The Government contends that the injunction will substantially hamper its efforts to enforce the immigration laws in the Los Angeles area. The Government has therefore asked this Court to stay the District Court’s injunction.
In what universe do any of those factors constitute “reasonable suspicion”? Do only suspicious characters wash cars and do farm work? Does getting a visa require speaking accentless English? (Some people say I have an accent, and I’ve lived my whole life in the USA!) Is using a foreign language grounds for questioning? (I get together with people once a week to speak German for practice, and we sometimes use the language with each other in public.) Do you have to have the right skin color to be allowed in the US?

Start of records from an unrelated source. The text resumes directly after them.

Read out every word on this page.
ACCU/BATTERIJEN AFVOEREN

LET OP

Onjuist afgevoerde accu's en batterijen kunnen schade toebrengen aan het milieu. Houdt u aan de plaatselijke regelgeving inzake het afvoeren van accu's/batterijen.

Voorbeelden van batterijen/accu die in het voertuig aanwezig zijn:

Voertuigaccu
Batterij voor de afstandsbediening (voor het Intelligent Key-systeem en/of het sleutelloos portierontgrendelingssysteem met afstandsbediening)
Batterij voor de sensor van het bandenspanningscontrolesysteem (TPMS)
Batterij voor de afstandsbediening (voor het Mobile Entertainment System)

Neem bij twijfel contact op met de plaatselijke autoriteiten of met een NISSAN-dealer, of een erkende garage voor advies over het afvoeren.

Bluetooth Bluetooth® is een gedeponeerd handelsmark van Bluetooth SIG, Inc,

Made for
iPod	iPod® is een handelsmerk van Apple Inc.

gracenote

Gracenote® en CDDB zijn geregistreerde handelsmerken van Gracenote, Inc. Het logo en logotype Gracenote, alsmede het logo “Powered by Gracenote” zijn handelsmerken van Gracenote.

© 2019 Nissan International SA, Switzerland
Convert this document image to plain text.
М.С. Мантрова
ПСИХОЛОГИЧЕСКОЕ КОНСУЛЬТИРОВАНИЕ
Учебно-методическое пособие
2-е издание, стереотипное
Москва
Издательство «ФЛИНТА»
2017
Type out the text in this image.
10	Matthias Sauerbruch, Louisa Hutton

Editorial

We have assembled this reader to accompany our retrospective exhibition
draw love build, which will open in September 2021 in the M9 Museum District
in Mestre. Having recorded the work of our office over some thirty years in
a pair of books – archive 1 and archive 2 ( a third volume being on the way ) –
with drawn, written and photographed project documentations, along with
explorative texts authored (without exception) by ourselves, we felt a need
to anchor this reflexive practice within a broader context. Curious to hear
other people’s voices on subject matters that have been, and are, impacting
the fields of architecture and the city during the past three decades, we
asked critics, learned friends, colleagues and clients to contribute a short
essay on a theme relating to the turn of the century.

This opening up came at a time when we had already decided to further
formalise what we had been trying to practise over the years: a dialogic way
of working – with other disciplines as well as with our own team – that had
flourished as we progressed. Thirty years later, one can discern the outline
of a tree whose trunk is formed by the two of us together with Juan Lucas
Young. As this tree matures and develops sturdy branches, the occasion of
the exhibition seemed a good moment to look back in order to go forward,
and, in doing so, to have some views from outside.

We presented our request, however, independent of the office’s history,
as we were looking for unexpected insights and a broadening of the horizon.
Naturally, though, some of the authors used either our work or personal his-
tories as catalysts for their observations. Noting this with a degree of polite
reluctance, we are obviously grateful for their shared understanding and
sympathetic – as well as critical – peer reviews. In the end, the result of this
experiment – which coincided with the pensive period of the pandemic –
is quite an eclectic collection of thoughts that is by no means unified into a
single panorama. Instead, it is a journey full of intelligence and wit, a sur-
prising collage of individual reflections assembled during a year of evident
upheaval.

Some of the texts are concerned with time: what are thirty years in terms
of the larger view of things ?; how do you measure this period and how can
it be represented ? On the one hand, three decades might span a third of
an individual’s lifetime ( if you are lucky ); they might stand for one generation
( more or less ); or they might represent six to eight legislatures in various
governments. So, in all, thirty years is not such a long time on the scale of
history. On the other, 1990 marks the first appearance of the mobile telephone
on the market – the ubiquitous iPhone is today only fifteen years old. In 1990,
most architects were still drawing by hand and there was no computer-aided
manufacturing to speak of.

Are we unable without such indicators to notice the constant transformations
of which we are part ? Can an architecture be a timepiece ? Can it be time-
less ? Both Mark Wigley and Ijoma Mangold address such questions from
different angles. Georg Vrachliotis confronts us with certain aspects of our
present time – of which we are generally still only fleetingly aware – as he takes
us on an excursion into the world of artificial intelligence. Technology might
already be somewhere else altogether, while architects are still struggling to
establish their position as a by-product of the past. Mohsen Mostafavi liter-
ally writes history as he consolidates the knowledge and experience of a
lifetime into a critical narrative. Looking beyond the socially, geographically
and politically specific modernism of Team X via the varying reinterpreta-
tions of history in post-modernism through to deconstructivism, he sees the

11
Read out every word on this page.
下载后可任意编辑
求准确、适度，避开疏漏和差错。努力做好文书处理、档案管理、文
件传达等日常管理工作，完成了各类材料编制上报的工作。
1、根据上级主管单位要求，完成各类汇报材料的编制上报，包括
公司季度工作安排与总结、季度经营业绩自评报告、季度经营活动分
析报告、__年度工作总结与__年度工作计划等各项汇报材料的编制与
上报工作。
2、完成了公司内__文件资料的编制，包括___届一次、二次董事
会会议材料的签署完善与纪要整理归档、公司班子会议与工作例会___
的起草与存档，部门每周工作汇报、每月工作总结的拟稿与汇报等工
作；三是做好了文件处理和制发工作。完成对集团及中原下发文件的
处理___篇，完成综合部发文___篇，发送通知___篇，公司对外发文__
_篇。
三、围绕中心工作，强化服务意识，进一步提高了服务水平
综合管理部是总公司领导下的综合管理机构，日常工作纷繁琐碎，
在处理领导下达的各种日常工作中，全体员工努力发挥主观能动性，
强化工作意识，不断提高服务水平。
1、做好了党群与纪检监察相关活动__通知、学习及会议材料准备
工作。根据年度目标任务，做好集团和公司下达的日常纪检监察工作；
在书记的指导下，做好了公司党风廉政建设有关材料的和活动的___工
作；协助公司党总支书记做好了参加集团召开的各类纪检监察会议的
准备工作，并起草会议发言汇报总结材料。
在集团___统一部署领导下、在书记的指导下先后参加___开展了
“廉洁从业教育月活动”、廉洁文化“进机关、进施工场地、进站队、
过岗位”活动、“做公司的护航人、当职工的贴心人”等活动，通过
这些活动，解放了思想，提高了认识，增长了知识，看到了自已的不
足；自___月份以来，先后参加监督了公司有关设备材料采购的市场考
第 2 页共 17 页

In Kavanaugh’s view, it’s fine for American citizens to be subject to special scrutiny because of how they look, where they work, and how they talk. What ever happened to the Equal Protection clause?
The act of questioning isn’t harmless, when it’s done by someone with the legal power to take you away. Even if nobody is arrested, it makes people afraid, especially the ones most likely to be questioned. When the people doing the questioning wear masks, carry heavy weaponry, and have a history of hauling people away for no valid legal reason, it’s much worse.
While the US was active in World War I, it was dangerous to speak German in public or on the phone, and any signs of German heritage could bring people under suspicion. In World War II, Americans of Japanese ancestry were herded into concentration camps. Today the government doesn’t even have the excuse of a war, other than the one which Trump has declared on Chicago. Hostility to people who seem foreign has cropped up repeatedly in our history, and it’s happening again.
The Supreme Court is supposed to protect us against the worst abuses by the federal government, so we swallow its bad decisions and accept the fiction that whatever it says is “constitutional” is constitutional. It has failed to do this on many occasions, including Schenck and Korematsu. It failed again when it said the president can’t be prosecuted for official acts, and we may see more of this. The ruling in question only applies till the Court rules on the issues, and how it rules then is what’s really important.
The Supreme Court can’t be trusted. Congress won’t do anything. The President is an outright enemy. This doesn’t leave us with much protection from the federal government.